CAPPUCCINO CREME BRULEE


Makes 4






1 cup heavy cream
1 cup milk
1/3   cup granulated sugar
1      tablespoon instant espresso powder
2      2-inch cinnamon sticks
4      large egg yolks
2 tablespoon firmly packed dark brown sugar


In a small saucepan combine the cream and the milk with half the granulated sugar, the espresso powder, and the cinnamon sticks and heat the mixture over moderately low heat, stirring occasionally, until it is hot. In a bowl whisk together well the yolks and the remaining granulated sugar and add the milk mixture in a stream, whisking. Remove the cinnamon sticks and combine the mixture well. Divide the custard among four 35-cup ramekins set in a baking pan, add enough hot water to the pan to reach halfway up the side of the ramekins and bake the custard in the middle of a preheated 325° F. oven for 40 minutes, or until they are just set. Remove the ramekins from the pan, let the custards cool, and chill them, covered, for at least 4 hours. The custard may be made 2 days in advance and kept covered and chilled.

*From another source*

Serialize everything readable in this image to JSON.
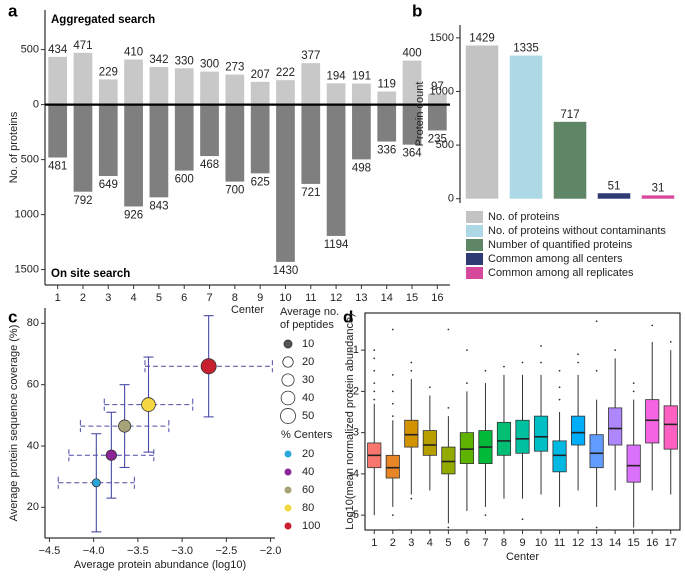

Blot dry the tops of the custards with paper towels and sprinkle them evenly with brown sugar. Put the custards under a preheated broiler about 1 inch from the heat (if necessary, to reach the heat set the ramekins of an inverted baking pan), turning them to caramelize the sugar evenly and being careful not to let the sugar burn, for 2 minutes. Serve the creme brulee immediately.